The US Federal Reserve cut interest rates by a quarter of a percentage point for the second time this year in a widely expected move meant to sustain a decade-long economic expansion.
But the Fed gave mixed signals about what may happen next.
It also widened the gap between the interest it pays banks on excess reserves and the top of its policy rate range, a step taken to smooth out problems in money markets that prompted a market intervention by the New York Fed this week.
In lowering the benchmark overnight lending rate to a range of 1.75% to 2% on a 7-3 vote, the Fed's policy-setting committee nodded to ongoing global risks and "weakened" business investment and exports.
Though the US economy continues growing at a "moderate"rate and the labour market "remains strong," the Fed said in its policy statement that it was cutting rates "in light of the implications of global developments for the economic outlook as well as muted inflation pressures."
With continued growth and strong hiring "the most likely outcomes," the Fed nevertheless cited "uncertainties" about the outlook and pledged to "act as appropriate" to sustain the expansion.
New projections showed policymakers expected rates to stay within the new range up to 2020.
However, in a sign of ongoing divisions within the Fed, seven of 17 policymakers projected one more quarter-point rate cut in 2019.
Five others, in contrast, see rates as needing to rise by the end of the year.
The divisions were reflected in dissents that came from both hawks and doves.
St. Louis President James Bullard wanted a half-point cut while Boston Fed President Eric Rosengren and Kansas City Fed President Esther George did not want a rate cut at all.
There was little change in policymakers' projections for the US economy, with growth seen at a slightly higher 2.2% this year and the unemployment rate to be 3.7% until 2020. Inflation is projected to be 1.5% for the year, below the Fed's 2% target, before rising to 1.9% next year.
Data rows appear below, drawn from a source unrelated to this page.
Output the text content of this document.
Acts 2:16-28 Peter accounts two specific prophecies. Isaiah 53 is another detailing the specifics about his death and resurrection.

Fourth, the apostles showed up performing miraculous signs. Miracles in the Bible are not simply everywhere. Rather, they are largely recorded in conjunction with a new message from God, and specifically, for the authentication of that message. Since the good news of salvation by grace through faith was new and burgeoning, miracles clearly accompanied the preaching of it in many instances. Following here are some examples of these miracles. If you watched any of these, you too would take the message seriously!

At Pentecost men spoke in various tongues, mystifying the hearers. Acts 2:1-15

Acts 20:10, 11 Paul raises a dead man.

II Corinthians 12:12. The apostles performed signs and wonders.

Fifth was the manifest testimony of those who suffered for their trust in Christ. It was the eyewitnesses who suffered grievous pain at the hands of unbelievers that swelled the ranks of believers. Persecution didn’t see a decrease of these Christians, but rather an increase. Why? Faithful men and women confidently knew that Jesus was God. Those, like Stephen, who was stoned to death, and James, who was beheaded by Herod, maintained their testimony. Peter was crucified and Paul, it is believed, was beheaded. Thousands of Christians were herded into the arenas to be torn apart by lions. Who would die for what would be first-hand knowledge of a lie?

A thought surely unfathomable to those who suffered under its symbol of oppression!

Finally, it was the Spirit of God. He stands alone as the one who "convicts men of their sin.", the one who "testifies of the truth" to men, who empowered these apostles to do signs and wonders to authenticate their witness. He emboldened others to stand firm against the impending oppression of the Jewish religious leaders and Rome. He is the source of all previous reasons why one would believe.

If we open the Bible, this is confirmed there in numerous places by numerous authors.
The rate cut fell short of the more aggressive reduction in borrowing costs that President Donald Trump had demanded from Fed officials, whom he has insulted as "boneheads" who have put the economic recovery in jeopardy.
The Fed also cut rates in July, the first such move since 2008.
Fed officials have said the rate cuts are justified largely because of risks raised by Trump's trade war with China, a global economic slowdown and other overseas developments.
Their aim, they say, is to balance the potential need for lower rates against the risk that cheaper money may cause households and businesses to borrow too much, as happened in the run-up to the financial crisis more than a decade ago.